Can employees claim discrimination on the grounds of immigration status?
Not according to the recent case of Onu v Akwiwu.
This case concerned two Nigerian claimants Ms Onu and Mrs Taiwo who came to the UK on migrant domestic worker visas to work as domestic servants and who were subjected to abuse and poor working conditions by their respective employers.
The Claimants sought to bring a claim for racial discrimination on the grounds that they had been treated less favourably than others would be treated because of their nationality.
When considering the issue, the Employment Tribunal in both cases found that the less favourable treatment had occurred because of their immigration status and their ‘vulnerable position as migrant workers reliant on their employers for their continued employment and residence in the UK’. The Tribunal decided this unfavourable treatment was not because they were Nigerian or black.
On appeal, the question posed was whether their mistreatment was on the grounds of their nationality, a characteristic protected from discrimination under the Equality Act 2010.
In answering this, the court considered two key issues; firstly whether the Employment Tribunal had correctly decided that it was their immigration status that was reason for their mistreatment and secondly, whether their immigration status could be equated to their nationality.

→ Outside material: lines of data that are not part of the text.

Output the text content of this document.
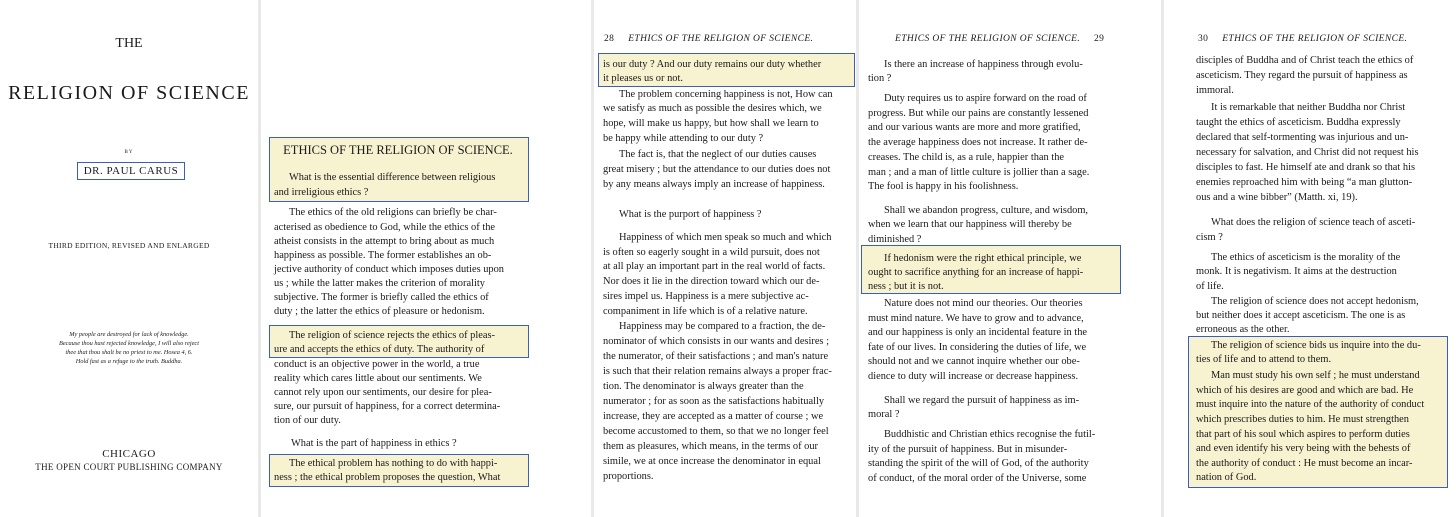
THE
RELIGION OF SCIENCE
BY
DR. PAUL CARUS
THIRD EDITION, REVISED AND ENLARGED
My people are destroyed for lack of knowledge.
Because thou hast rejected knowledge, I will also reject
thee that thou shalt be no priest to me. Hosea 4, 6.
Hold fast as a refuge to the truth. Buddha.
CHICAGO
THE OPEN COURT PUBLISHING COMPANY
ETHICS OF THE RELIGION OF SCIENCE.
What is the essential difference between religious
and irreligious ethics ?
The ethics of the old religions can briefly be char-
acterised as obedience to God, while the ethics of the
atheist consists in the attempt to bring about as much
happiness as possible. The former establishes an ob-
jective authority of conduct which imposes duties upon
us ; while the latter makes the criterion of morality
subjective. The former is briefly called the ethics of
duty ; the latter the ethics of pleasure or hedonism.
The religion of science rejects the ethics of pleas-
ure and accepts the ethics of duty. The authority of
conduct is an objective power in the world, a true
reality which cares little about our sentiments. We
cannot rely upon our sentiments, our desire for plea-
sure, our pursuit of happiness, for a correct determina-
tion of our duty.
What is the part of happiness in ethics ?
The ethical problem has nothing to do with happi-
ness ; the ethical problem proposes the question, What
28 ETHICS OF THE RELIGION OF SCIENCE.
is our duty ? And our duty remains our duty whether
it pleases us or not.
The problem concerning happiness is not, How can
we satisfy as much as possible the desires which, we
hope, will make us happy, but how shall we learn to
be happy while attending to our duty ?
The fact is, that the neglect of our duties causes
great misery ; but the attendance to our duties does not
by any means always imply an increase of happiness.
What is the purport of happiness ?
Happiness of which men speak so much and which
is often so eagerly sought in a wild pursuit, does not
at all play an important part in the real world of facts.
Nor does it lie in the direction toward which our de-
sires impel us. Happiness is a mere subjective ac-
companiment in life which is of a relative nature.
Happiness may be compared to a fraction, the de-
nominator of which consists in our wants and desires ;
the numerator, of their satisfactions ; and man's nature
is such that their relation remains always a proper frac-
tion. The denominator is always greater than the
numerator ; for as soon as the satisfactions habitually
increase, they are accepted as a matter of course ; we
become accustomed to them, so that we no longer feel
them as pleasures, which means, in the terms of our
simile, we at once increase the denominator in equal
proportions.
ETHICS OF THE RELIGION OF SCIENCE. 29
Is there an increase of happiness through evolu-
tion ?
Duty requires us to aspire forward on the road of
progress. But while our pains are constantly lessened
and our various wants are more and more gratified,
the average happiness does not increase. It rather de-
creases. The child is, as a rule, happier than the
man ; and a man of little culture is jollier than a sage.
The fool is happy in his foolishness.
Shall we abandon progress, culture, and wisdom,
when we learn that our happiness will thereby be
diminished ?
If hedonism were the right ethical principle, we
ought to sacrifice anything for an increase of happi-
ness ; but it is not.
Nature does not mind our theories. Our theories
must mind nature. We have to grow and to advance,
and our happiness is only an incidental feature in the
fate of our lives. In considering the duties of life, we
should not and we cannot inquire whether our obe-
dience to duty will increase or decrease happiness.
Shall we regard the pursuit of happiness as im-
moral ?
Buddhistic and Christian ethics recognise the futil-
ity of the pursuit of happiness. But in misunder-
standing the spirit of the will of God, of the authority
of conduct, of the moral order of the Universe, some
30 ETHICS OF THE RELIGION OF SCIENCE.
disciples of Buddha and of Christ teach the ethics of
asceticism. They regard the pursuit of happiness as
immoral.
It is remarkable that neither Buddha nor Christ
taught the ethics of asceticism. Buddha expressly
declared that self-tormenting was injurious and un-
necessary for salvation, and Christ did not request his
disciples to fast. He himself ate and drank so that his
enemies reproached him with being “a man glutton-
ous and a wine bibber” (Matth. xi, 19).
What does the religion of science teach of asceti-
cism ?
The ethics of asceticism is the morality of the
monk. It is negativism. It aims at the destruction
of life.
The religion of science does not accept hedonism,
but neither does it accept asceticism. The one is as
erroneous as the other.
The religion of science bids us inquire into the du-
ties of life and to attend to them.
Man must study his own self ; he must understand
which of his desires are good and which are bad. He
must inquire into the nature of the authority of conduct
which prescribes duties to him. He must strengthen
that part of his soul which aspires to perform duties
and even identify his very being with the behests of
the authority of conduct : He must become an incar-
nation of God.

The Court of Appeal held that their immigration status was the reason for their mistreatment. However, it was also decided that the Claimant’s immigration status did not exactly equate to the Claimant being of non-British nationality, as not all non-British nationals would be migrant domestic workers with this level of vulnerability.
As such, the Court of Appeal held that the Claimant’s immigration status could not be equated to their nationality, and therefore any mistreatment on the grounds of immigration status could not constitute direct racial discrimination and the claim failed.